I say that to be helpful, not provocative, nor to insult anyone’s intelligence. Information technology (IT) changes rapidly, and we all have a lot to learn. While RCS (also known as version control, source-code control, release control, software configuration management, and so on) is an old and well-established toolset, it has rarely been taught academically. The gaps I’ve encountered even in well-run datacenters make me think it’s timely to mention a few tips.

RCS documentation is often addressed to programmers, rather than administrators or network managers. It has an important role for the latter, though. The basic idea of RCS in the datacenter is that provisioning and configuration are distinct, and best managed separately. Confusion of the two only makes things harder. Consider the common case of an isolated e-mail server: in principle, the healthy way to bring one on-line (especially if it’s “in the cloud”, or an outsourced service, or otherwise not a traditional identifiable box on a particular rack) is first to provision a standard server, including all hardware accommodations, patches, disabled services, and so on. Then, with the server in a known healthy state, e-mail software is installed and configured to a specific chosen role.

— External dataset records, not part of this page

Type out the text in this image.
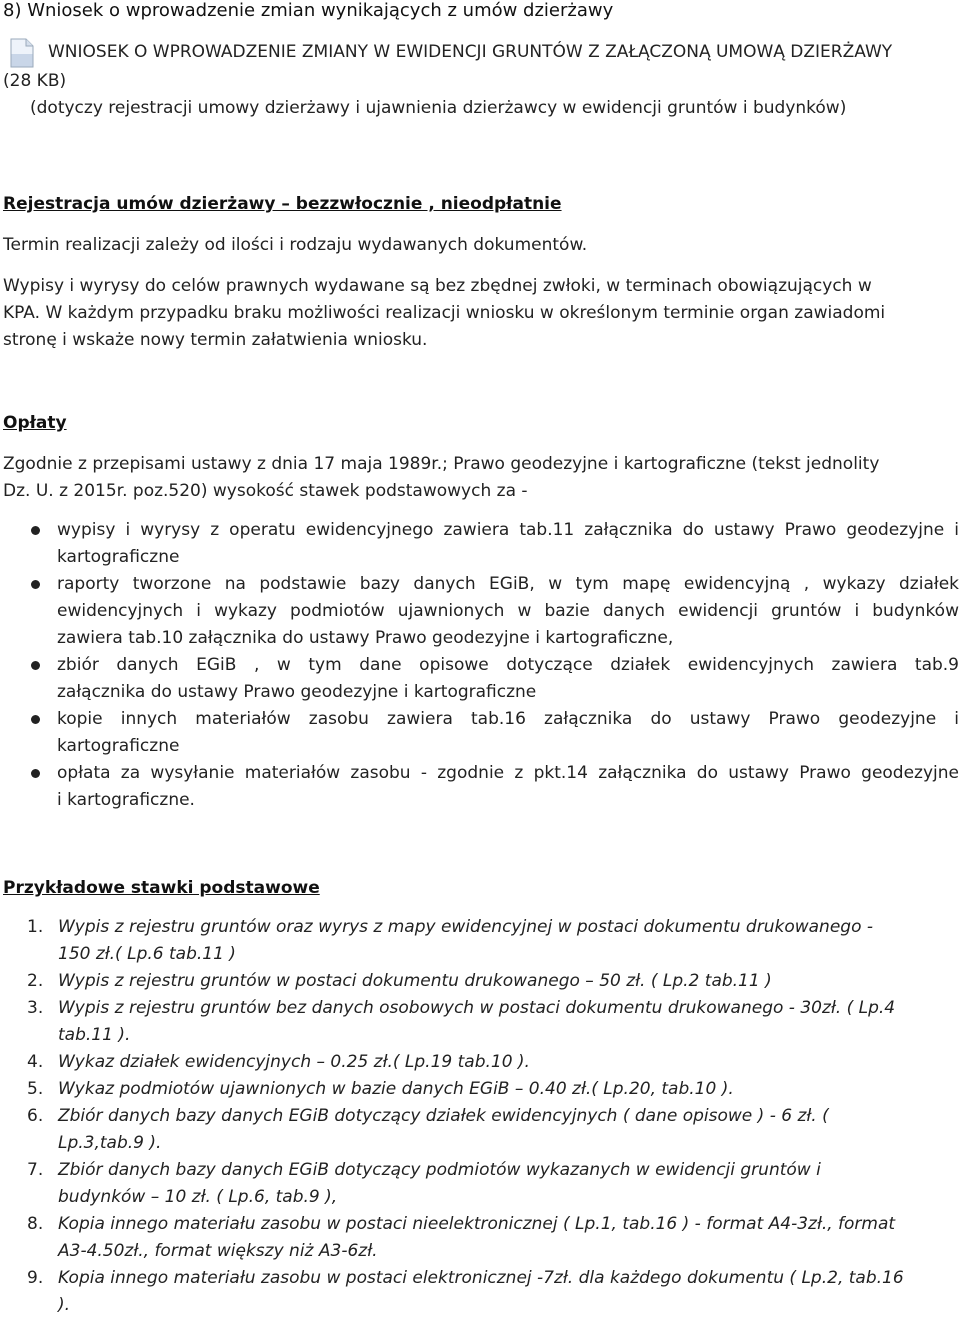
8) Wniosek o wprowadzenie zmian wynikających z umów dzierżawy
WNIOSEK O WPROWADZENIE ZMIANY W EWIDENCJI GRUNTÓW Z ZAŁĄCZONĄ UMOWĄ DZIERŻAWY
(28 KB)
(dotyczy rejestracji umowy dzierżawy i ujawnienia dzierżawcy w ewidencji gruntów i budynków)
Rejestracja umów dzierżawy – bezzwłocznie , nieodpłatnie
Termin realizacji zależy od ilości i rodzaju wydawanych dokumentów.
Wypisy i wyrysy do celów prawnych wydawane są bez zbędnej zwłoki, w terminach obowiązujących w
KPA. W każdym przypadku braku możliwości realizacji wniosku w określonym terminie organ zawiadomi
stronę i wskaże nowy termin załatwienia wniosku.
Opłaty
Zgodnie z przepisami ustawy z dnia 17 maja 1989r.; Prawo geodezyjne i kartograficzne (tekst jednolity
Dz. U. z 2015r. poz.520) wysokość stawek podstawowych za -
wypisy i wyrysy z operatu ewidencyjnego zawiera tab.11 załącznika do ustawy Prawo geodezyjne i
kartograficzne
raporty tworzone na podstawie bazy danych EGiB, w tym mapę ewidencyjną , wykazy działek
ewidencyjnych i wykazy podmiotów ujawnionych w bazie danych ewidencji gruntów i budynków
zawiera tab.10 załącznika do ustawy Prawo geodezyjne i kartograficzne,
zbiór danych EGiB , w tym dane opisowe dotyczące działek ewidencyjnych zawiera tab.9
załącznika do ustawy Prawo geodezyjne i kartograficzne
kopie innych materiałów zasobu zawiera tab.16 załącznika do ustawy Prawo geodezyjne i
kartograficzne
opłata za wysyłanie materiałów zasobu - zgodnie z pkt.14 załącznika do ustawy Prawo geodezyjne
i kartograficzne.
Przykładowe stawki podstawowe
1. Wypis z rejestru gruntów oraz wyrys z mapy ewidencyjnej w postaci dokumentu drukowanego -
150 zł.( Lp.6 tab.11 )
2. Wypis z rejestru gruntów w postaci dokumentu drukowanego – 50 zł. ( Lp.2 tab.11 )
3. Wypis z rejestru gruntów bez danych osobowych w postaci dokumentu drukowanego - 30zł. ( Lp.4
tab.11 ).
4. Wykaz działek ewidencyjnych – 0.25 zł.( Lp.19 tab.10 ).
5. Wykaz podmiotów ujawnionych w bazie danych EGiB – 0.40 zł.( Lp.20, tab.10 ).
6. Zbiór danych bazy danych EGiB dotyczący działek ewidencyjnych ( dane opisowe ) - 6 zł. (
Lp.3,tab.9 ).
7. Zbiór danych bazy danych EGiB dotyczący podmiotów wykazanych w ewidencji gruntów i
budynków – 10 zł. ( Lp.6, tab.9 ),
8. Kopia innego materiału zasobu w postaci nieelektronicznej ( Lp.1, tab.16 ) - format A4-3zł., format
A3-4.50zł., format większy niż A3-6zł.
9. Kopia innego materiału zasobu w postaci elektronicznej -7zł. dla każdego dokumentu ( Lp.2, tab.16
).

There are plenty of ways to realize this abstract sequence. At one extreme, the server configuration might be captured as a file image which can be played as a virtual machine appliance. At another, it’s common in the Unix/Linux world to update textual .conf and similar files on a physical server to specify the exact SMTP (simple mail transfer protocol) service desired.

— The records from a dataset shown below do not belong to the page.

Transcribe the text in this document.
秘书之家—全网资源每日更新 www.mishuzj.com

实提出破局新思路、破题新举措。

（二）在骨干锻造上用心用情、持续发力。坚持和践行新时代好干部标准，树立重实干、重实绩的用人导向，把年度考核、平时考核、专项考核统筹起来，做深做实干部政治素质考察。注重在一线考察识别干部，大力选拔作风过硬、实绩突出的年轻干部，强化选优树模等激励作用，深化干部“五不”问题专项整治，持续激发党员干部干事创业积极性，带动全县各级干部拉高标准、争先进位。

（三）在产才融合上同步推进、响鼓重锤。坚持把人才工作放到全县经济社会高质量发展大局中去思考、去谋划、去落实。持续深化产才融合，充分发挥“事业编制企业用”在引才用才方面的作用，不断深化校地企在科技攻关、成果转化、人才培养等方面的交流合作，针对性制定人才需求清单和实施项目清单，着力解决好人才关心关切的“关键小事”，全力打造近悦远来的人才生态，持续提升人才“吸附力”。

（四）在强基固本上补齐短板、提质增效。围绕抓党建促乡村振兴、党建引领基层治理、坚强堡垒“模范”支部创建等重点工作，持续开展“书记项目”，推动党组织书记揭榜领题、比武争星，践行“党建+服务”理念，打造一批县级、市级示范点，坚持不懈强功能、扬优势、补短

In either case, the point is that, at a managerial level, conversations need to be about, “On date DDDD, administrator NNNN brought up reproducible configuration MMMM”, rather than, “we think we remember that NNNN got mail services working on DDDD.” The revision control toolchest is all about enabling crisp declarations like the former one.

While programmers relish arguing the details of competing RCSs, the differences between them are small from a DevOps perspective. If you’re fortunate enough to have VCS or, even better, application lifecycle management (ALM), already in-place as an organizational standard, use it. If not, figure out what works in your situation, and apply it to everything you do in the datacenter. The ideal is that nothing in production results from “manual” configuration; instead, everything is a standard, reproducible and controlled revision or version.

If you’re new to RCS concepts, read through Eric Sink’s Version Control by Example and Luke Kanies’ “using version control in system administration“. The former is aimed at programmers, and promotes distributed RCS (DRCS), which rarely applies to sysad situations. At the same time, Sink writes with exceptional clarity, and he’s eminently practical. Whatever particular technologies you use in your datacenter, keep these tips in mind:

  • Commit revisions frequently. Ideally, each revision should accomplish a single change, and of course each revision should include a comment which clearly explains that change. It truly is better to have two successive commits, “update formats to match new hostname scheme” and “update hostnames to new scheme”, than to combine the two. Commits are cheap. Use them freely.
  • Do not store derived files. Store a firewall’s textual deny-allow configuration, rather than the binary generated from that configuration. Among several other reasons, RCS works better with texts than binaries.
  • If you need to store binaries, though, don’t hesitate to do so. Prejudices against binaries in RCS linger decades after they made sense.
  • Tag anything with business meaning. Tags are also inexpensive, and they’re the right way to document milestones such as, “This is the initial configuration for our Toronto office.”
  • Do whatever it takes to integrate RCS with other ALM-class tools you use. Even if your tools don’t build in integration points, your comments should always relate to other facilities: “This completes the update which corrects the symptom reported in Trouble Ticket #TTTT” or “We create an experimental configuration CCCC for trials to be run with APM screen SSSS.SS”. It only takes a few seconds more to make these connections explicit, and the traceability they give from business need to update implementation is one of the most important habits DevOps can cultivate.
  • If you’re using anything other than a home-grown RCS, enable its Web interface.  You’ll be surprised how useful it is to be able to navigate through your repository inside a standard browser.